En el mes de abril del año que acaba de morir, una noticia increíble se difundió vertiginosamente por las redes antes de que los medios tradicionales pudieran reaccionar, y en un santiamén el mundo entero tuvo ante sus ojos la evidencia del desastre: un incendio se había declarado en Notre Dame, y aunque sus muros de piedra resistían, su techumbre ardía como solo puede arder la leña seca. Paralizados por el asombro y el dolor, millones de personas alrededor del planeta no sabían qué hacer ni cómo reaccionar; pero no tardaron en circular también las noticias de las donaciones para reconstruir el incomparable monumento. Coleccionistas millonarios, fundaciones, institutos y toda una serie de entidades y gobiernos comprometían sumas sorprendentes y demostraron que, a pesar de todo el pragmatismo materialista que nos corroe, todavía existen quienes son capaces de valorar los tesoros de la cultura humana. En pocas horas, el gobierno francés ya contaba con los recursos necesarios para la indispensable reconstrucción de la bellísima cubierta de madera de aquella antigua catedral.
Todo esto me fue recordado en estos días por mi hijo Miguel, quien ha heredado de su madre una sensibilidad solo comparable a su envidiable talento. No pude, sin embargo, recordar la cifra de los recursos recaudados en aquella jornada inolvidable, pero sabía que era una cifra que superaba con mucho el monto de nuestro déficit fiscal. Pero inmediatamente mi hijo me preguntó cuántos millones se han recaudado para combatir los incendios en Australia, y me quedé mudo. Si fue grande la sorpresa por la capacidad de reaccionar ante la pérdida de un monumento histórico que está colmado de arte, más grande todavía es la sorpresa que causa la indiferencia con que el mundo ha leído o escuchado en los medios las noticias de otro desastre que durante nada menos que tres meses ha devorado miles de hectáreas de bosques y ha llevado a la muerte a millones de animales, sin contar aves ni insectos.
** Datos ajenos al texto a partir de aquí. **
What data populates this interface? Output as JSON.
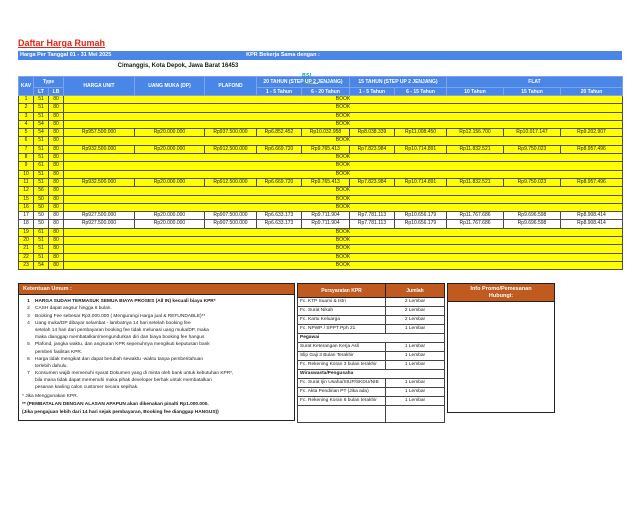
{
  "header": {
    "title": "Daftar Harga Rumah",
    "date_banner": "Harga Per Tanggal 01 - 31 Mei 2025",
    "kpr_label": "KPR Bekerja Sama dengan :",
    "address": "Cimanggis, Kota Depok, Jawa Barat 16453",
    "logo_text": "BSI"
  },
  "colors": {
    "banner_blue": "#4a86e8",
    "row_yellow": "#ffff00",
    "section_orange": "#c05a1e",
    "title_red": "#e02417",
    "logo_teal": "#00a39b"
  },
  "price_table": {
    "headers": {
      "kav": "KAV",
      "type": "Type",
      "lt": "LT",
      "lb": "LB",
      "harga_unit": "HARGA UNIT",
      "uang_muka": "UANG MUKA (DP)",
      "plafond": "PLAFOND",
      "g20": "20 TAHUN (STEP UP 2 JENJANG)",
      "g15": "15 TAHUN (STEP UP 2 JENJANG)",
      "flat": "FLAT",
      "sub": [
        "1 - 5 Tahun",
        "6 - 20 Tahun",
        "1 - 5 Tahun",
        "6 - 15 Tahun",
        "10 Tahun",
        "15 Tahun",
        "20 Tahun"
      ]
    },
    "book_label": "BOOK",
    "rows": [
      {
        "kav": "1",
        "lt": "51",
        "lb": "80",
        "status": "BOOK",
        "bg": "yellow"
      },
      {
        "kav": "2",
        "lt": "51",
        "lb": "80",
        "status": "BOOK",
        "bg": "yellow"
      },
      {
        "kav": "3",
        "lt": "51",
        "lb": "80",
        "status": "BOOK",
        "bg": "yellow"
      },
      {
        "kav": "4",
        "lt": "54",
        "lb": "80",
        "status": "BOOK",
        "bg": "yellow"
      },
      {
        "kav": "5",
        "lt": "54",
        "lb": "80",
        "bg": "yellow",
        "values": [
          "Rp957.500.000",
          "Rp20.000.000",
          "Rp937.500.000",
          "Rp6.852.452",
          "Rp10.032.958",
          "Rp8.038.339",
          "Rp11.008.450",
          "Rp12.156.700",
          "Rp10.017.147",
          "Rp9.202.907"
        ]
      },
      {
        "kav": "6",
        "lt": "51",
        "lb": "80",
        "status": "BOOK",
        "bg": "yellow"
      },
      {
        "kav": "7",
        "lt": "51",
        "lb": "80",
        "bg": "yellow",
        "values": [
          "Rp932.500.000",
          "Rp20.000.000",
          "Rp912.500.000",
          "Rp6.669.720",
          "Rp9.765.413",
          "Rp7.823.984",
          "Rp10.714.891",
          "Rp11.832.521",
          "Rp9.750.023",
          "Rp8.957.496"
        ]
      },
      {
        "kav": "8",
        "lt": "51",
        "lb": "80",
        "status": "BOOK",
        "bg": "yellow"
      },
      {
        "kav": "9",
        "lt": "61",
        "lb": "80",
        "status": "BOOK",
        "bg": "yellow"
      },
      {
        "kav": "10",
        "lt": "51",
        "lb": "80",
        "status": "BOOK",
        "bg": "yellow"
      },
      {
        "kav": "11",
        "lt": "51",
        "lb": "80",
        "bg": "yellow",
        "values": [
          "Rp932.500.000",
          "Rp20.000.000",
          "Rp912.500.000",
          "Rp6.669.720",
          "Rp9.765.413",
          "Rp7.823.984",
          "Rp10.714.891",
          "Rp11.832.521",
          "Rp9.750.023",
          "Rp8.957.496"
        ]
      },
      {
        "kav": "12",
        "lt": "56",
        "lb": "80",
        "status": "BOOK",
        "bg": "yellow"
      },
      {
        "kav": "15",
        "lt": "50",
        "lb": "80",
        "status": "BOOK",
        "bg": "yellow"
      },
      {
        "kav": "16",
        "lt": "50",
        "lb": "80",
        "status": "BOOK",
        "bg": "yellow"
      },
      {
        "kav": "17",
        "lt": "50",
        "lb": "80",
        "bg": "white",
        "values": [
          "Rp927.500.000",
          "Rp20.000.000",
          "Rp907.500.000",
          "Rp6.633.173",
          "Rp9.711.904",
          "Rp7.781.113",
          "Rp10.656.179",
          "Rp11.767.686",
          "Rp9.696.598",
          "Rp8.908.414"
        ]
      },
      {
        "kav": "18",
        "lt": "50",
        "lb": "80",
        "bg": "white",
        "values": [
          "Rp927.500.000",
          "Rp20.000.000",
          "Rp907.500.000",
          "Rp6.633.173",
          "Rp9.711.904",
          "Rp7.781.113",
          "Rp10.656.179",
          "Rp11.767.686",
          "Rp9.696.598",
          "Rp8.908.414"
        ]
      },
      {
        "kav": "19",
        "lt": "61",
        "lb": "80",
        "status": "BOOK",
        "bg": "yellow"
      },
      {
        "kav": "20",
        "lt": "51",
        "lb": "80",
        "status": "BOOK",
        "bg": "yellow"
      },
      {
        "kav": "21",
        "lt": "51",
        "lb": "80",
        "status": "BOOK",
        "bg": "yellow"
      },
      {
        "kav": "22",
        "lt": "51",
        "lb": "80",
        "status": "BOOK",
        "bg": "yellow"
      },
      {
        "kav": "23",
        "lt": "54",
        "lb": "80",
        "status": "BOOK",
        "bg": "yellow"
      }
    ]
  },
  "ketentuan": {
    "title": "Ketentuan Umum :",
    "items": [
      {
        "num": "1",
        "bold": true,
        "lines": [
          "HARGA SUDAH TERMASUK SEMUA BIAYA PROSES (All IN) kecuali biaya KPR*"
        ]
      },
      {
        "num": "2",
        "bold": false,
        "lines": [
          "CASH dapat angsur hingga 6 bulan."
        ]
      },
      {
        "num": "3",
        "bold": false,
        "lines": [
          "Booking Fee sebesar Rp3.000.000 ( Mengurangi Harga jual & REFUNDABLE)**"
        ]
      },
      {
        "num": "4",
        "bold": false,
        "lines": [
          "Uang muka/DP dibayar selambat - lambatnya 14 hari setelah booking fee",
          "setelah 14 hari dari pembayaran booking fee tidak melunasi uang muka/DP, maka",
          "maka dianggap membatalkan/mengundurkan diri dan biaya booking fee hangus"
        ]
      },
      {
        "num": "5",
        "bold": false,
        "lines": [
          "Plafond, jangka waktu, dan angsuran KPR sepenuhnya mengikuti keputusan bank",
          "pemberi fasilitas KPR."
        ]
      },
      {
        "num": "6",
        "bold": false,
        "lines": [
          "Harga tidak mengikat dan dapat berubah sewaktu -waktu tanpa pemberitahuan",
          "terlebih dahulu."
        ]
      },
      {
        "num": "7",
        "bold": false,
        "lines": [
          "Konsumen wajib memenuhi syarat Dokumen yang di minta oleh bank untuk kebutuhan KPR*,",
          "bila mana tidak dapat memenuhi maka pihak developer berhak untuk membatalkan",
          "pesanan kavling calon customer secara sepihak."
        ]
      }
    ],
    "footnotes": [
      {
        "bold": false,
        "text": "* Jika Menggunakan KPR."
      },
      {
        "bold": true,
        "text": "** (PEMBATALAN DENGAN ALASAN APAPUN akan dikenakan pinalti Rp1.000.000."
      },
      {
        "bold": true,
        "text": "(Jika pengajuan lebih dari 14 hari sejak pembayaran, Booking fee dianggap HANGUS))"
      }
    ]
  },
  "persyaratan": {
    "header_label": "Persyaratan KPR",
    "qty_label": "Jumlah",
    "rows": [
      {
        "type": "item",
        "label": "Fc. KTP Suami & Istri",
        "qty": "2 Lembar"
      },
      {
        "type": "item",
        "label": "Fc. Surat Nikah",
        "qty": "2 Lembar"
      },
      {
        "type": "item",
        "label": "Fc. Kartu Keluarga",
        "qty": "2 Lembar"
      },
      {
        "type": "item",
        "label": "Fc. NPWP / SPPT Pph 21",
        "qty": "1 Lembar"
      },
      {
        "type": "subheader",
        "label": "Pegawai"
      },
      {
        "type": "item",
        "label": "Surat Keterangan Kerja Asli",
        "qty": "1 Lembar"
      },
      {
        "type": "item",
        "label": "Slip Gaji 3 Bulan Terakhir",
        "qty": "1 Lembar"
      },
      {
        "type": "item",
        "label": "Fc. Rekening Koran 3 bulan terakhir",
        "qty": "1 Lembar"
      },
      {
        "type": "subheader",
        "label": "Wiraswasta/Pengusaha"
      },
      {
        "type": "item",
        "label": "Fc. Surat Ijin Usaha/SIUP/SKDU/NIB",
        "qty": "1 Lembar"
      },
      {
        "type": "item",
        "label": "Fc. Akta Pendirian PT (Jika ada)",
        "qty": "1 Lembar"
      },
      {
        "type": "item",
        "label": "Fc. Rekening Koran 6 bulan terakhir",
        "qty": "1 Lembar"
      }
    ]
  },
  "info_box": {
    "title_line1": "Info Promo/Pemesanan",
    "title_line2": "Hubungi:"
  }
}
Alguien me dirá que no son situaciones comparables, y me adelantaré a contestar que estoy de acuerdo: no lo son. Por un lado, es una cosa material que, si bien se encuentra cargada de historia y arte magistral, no deja de ser una cosa; por otro lado, es la vida, nada más y nada menos que la vida. No solo la vida de bosques y animales, sino la vida de nuestra especie, de cuya estupidez me quedan cada vez menos dudas. Bien estuvo que se juntaran todos los esfuerzos para salvar a Notre Dame; pero aquellos esfuerzos se tornan injurioso cuando estamos presenciando la tragedia australiana, ante la cual solo hay una infinita ceguera. La célebre anécdota del artista que apuesta por la vida de un gato contra la conservación de la Gioconda, viene necesariamente a la memoria, y viene de un modo dramático que nos pone brutalmente ante los ojos el dilema entre el arte y la vida. Llevado a una situación límite, yo apuesto por la vida.